Today’s guest blogger, Amanda, a busy mother of 2 loves to cook and entertain incorporating staples from the anti inflammatory kitchen. Today, she shares a slimmed down and nutritionally richer version of Classic Pesto, incorporating the anti aging all star, Watercress.
Anti Aging Recipe: Watercress Pesto
I love the peppery bite the Watercress gives in this Pesto recipe and it is so easy to make- literally 3 steps! Don’t forget that when purchasing Olive Oil, that Dr. Perricone recommends using Spanish varieties as they tend to have higher levels of a powerful antioxidant, Hydroxytyrosol.
- 2 cups Watercress
- 1 ½ cups Basil
- 1cup Extra Virgin Olive Oil (Dr.

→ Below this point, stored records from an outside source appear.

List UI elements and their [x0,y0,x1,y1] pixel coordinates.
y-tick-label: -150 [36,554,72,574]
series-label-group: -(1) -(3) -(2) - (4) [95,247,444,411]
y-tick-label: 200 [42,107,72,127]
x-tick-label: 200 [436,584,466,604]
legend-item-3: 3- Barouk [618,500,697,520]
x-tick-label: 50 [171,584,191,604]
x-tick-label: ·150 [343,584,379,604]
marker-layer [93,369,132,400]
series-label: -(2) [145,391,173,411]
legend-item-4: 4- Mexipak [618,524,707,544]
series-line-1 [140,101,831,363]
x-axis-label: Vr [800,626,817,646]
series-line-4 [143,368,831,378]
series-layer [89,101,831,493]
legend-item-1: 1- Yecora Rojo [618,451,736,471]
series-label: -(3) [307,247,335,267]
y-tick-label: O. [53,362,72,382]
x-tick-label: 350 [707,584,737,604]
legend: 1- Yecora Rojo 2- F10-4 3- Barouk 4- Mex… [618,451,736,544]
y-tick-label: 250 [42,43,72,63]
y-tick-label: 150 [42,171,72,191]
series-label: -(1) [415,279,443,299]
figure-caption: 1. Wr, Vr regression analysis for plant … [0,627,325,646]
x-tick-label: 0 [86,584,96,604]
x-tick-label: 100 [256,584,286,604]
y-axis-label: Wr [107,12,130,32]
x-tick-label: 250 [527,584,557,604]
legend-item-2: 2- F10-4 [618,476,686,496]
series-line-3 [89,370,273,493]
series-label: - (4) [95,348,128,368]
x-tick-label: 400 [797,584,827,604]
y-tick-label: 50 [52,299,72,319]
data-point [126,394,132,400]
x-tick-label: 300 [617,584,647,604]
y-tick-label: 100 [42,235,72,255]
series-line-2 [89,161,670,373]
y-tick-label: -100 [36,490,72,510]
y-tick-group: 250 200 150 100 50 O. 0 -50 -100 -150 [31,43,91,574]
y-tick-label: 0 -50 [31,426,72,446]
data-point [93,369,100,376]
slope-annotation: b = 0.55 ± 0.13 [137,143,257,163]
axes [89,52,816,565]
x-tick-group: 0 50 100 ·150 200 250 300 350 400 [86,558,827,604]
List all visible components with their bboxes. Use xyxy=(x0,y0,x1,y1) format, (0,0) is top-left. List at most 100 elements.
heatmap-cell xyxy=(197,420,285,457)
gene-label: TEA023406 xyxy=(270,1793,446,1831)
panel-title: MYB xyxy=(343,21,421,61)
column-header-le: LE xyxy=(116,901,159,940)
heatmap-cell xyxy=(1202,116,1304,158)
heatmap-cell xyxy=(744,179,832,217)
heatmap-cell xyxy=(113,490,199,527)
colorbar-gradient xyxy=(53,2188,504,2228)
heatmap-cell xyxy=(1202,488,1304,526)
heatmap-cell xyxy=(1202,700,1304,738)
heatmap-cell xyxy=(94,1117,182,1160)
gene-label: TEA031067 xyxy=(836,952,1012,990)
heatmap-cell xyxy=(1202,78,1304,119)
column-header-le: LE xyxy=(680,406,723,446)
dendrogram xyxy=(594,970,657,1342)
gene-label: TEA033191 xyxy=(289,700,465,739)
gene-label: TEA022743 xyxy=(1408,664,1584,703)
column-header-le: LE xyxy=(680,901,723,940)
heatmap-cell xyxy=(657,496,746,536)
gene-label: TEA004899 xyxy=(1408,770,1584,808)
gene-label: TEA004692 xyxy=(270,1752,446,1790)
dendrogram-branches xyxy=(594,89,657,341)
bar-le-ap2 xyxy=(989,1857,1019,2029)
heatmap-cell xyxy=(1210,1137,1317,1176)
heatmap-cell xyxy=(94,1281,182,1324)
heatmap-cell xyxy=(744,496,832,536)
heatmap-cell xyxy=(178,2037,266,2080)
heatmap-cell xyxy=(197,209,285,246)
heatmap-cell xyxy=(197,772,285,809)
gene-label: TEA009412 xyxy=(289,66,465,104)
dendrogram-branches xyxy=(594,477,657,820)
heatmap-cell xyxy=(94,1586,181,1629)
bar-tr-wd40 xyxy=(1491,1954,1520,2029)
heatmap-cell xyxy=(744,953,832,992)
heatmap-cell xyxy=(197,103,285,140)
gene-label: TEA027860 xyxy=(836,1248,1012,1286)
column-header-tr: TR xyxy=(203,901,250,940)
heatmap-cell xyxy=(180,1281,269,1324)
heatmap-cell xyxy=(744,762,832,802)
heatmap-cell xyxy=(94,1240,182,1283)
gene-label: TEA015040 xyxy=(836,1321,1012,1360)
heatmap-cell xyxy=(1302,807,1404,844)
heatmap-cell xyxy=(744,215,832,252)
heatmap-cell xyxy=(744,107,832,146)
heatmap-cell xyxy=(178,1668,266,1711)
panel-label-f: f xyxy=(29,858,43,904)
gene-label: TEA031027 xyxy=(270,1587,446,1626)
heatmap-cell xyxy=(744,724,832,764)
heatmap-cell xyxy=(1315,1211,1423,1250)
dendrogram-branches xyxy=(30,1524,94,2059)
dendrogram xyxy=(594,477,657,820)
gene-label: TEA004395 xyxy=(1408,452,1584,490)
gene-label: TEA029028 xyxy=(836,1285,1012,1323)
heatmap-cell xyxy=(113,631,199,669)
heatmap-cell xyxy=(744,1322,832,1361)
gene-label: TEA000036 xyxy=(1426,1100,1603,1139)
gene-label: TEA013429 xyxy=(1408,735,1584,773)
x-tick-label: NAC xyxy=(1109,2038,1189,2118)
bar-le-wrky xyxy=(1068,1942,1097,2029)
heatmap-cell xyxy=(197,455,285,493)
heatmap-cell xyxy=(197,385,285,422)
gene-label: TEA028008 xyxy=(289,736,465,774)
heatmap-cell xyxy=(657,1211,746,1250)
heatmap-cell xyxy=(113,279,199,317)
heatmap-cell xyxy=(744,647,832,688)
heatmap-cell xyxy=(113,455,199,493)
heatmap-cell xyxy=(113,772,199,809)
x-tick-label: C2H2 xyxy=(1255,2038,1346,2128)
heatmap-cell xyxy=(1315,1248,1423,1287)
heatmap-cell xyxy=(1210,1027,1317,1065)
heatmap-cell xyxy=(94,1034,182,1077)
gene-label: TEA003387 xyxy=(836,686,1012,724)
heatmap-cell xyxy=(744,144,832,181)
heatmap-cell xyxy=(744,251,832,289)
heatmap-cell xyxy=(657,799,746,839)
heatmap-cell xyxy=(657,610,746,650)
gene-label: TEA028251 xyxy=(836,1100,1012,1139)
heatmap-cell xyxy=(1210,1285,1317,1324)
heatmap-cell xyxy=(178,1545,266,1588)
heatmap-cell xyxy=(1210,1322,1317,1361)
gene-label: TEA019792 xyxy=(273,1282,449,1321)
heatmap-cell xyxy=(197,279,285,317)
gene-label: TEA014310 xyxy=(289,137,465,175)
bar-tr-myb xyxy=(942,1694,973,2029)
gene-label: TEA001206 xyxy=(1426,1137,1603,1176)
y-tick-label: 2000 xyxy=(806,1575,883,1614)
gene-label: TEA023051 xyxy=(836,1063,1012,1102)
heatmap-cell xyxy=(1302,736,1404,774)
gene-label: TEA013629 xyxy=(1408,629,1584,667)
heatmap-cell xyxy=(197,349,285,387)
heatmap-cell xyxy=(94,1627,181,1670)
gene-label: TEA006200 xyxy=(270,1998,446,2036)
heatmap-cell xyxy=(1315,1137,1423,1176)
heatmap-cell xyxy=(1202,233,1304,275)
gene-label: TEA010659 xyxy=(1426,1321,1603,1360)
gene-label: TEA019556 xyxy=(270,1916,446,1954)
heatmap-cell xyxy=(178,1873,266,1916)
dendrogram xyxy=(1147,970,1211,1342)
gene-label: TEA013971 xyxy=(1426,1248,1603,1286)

Perricone recommends Spanish Olive Oil)
- ¾ cups Parmesan cheese
- 2 oz. Pine Nuts
- 2 TBS Lemon Juice
- 2 TBS White Cooking Wine
- 3 TBS Vegetable Broth
- 1 Clove Garlic
- ½ teaspoon Salt
- ½ teaspoon Pepper
- Combine the watercress, basil, cheese, garlic and pine nuts in a food processor and pulse until finely chopped
- Add the liquid ingredients until fully incorporated and smooth.
- Season with salt and pepper.
You can use this pesto as a marinade, a dipping sauce or spread. Enjoy!
What is your favorite Perricone-friendly dish?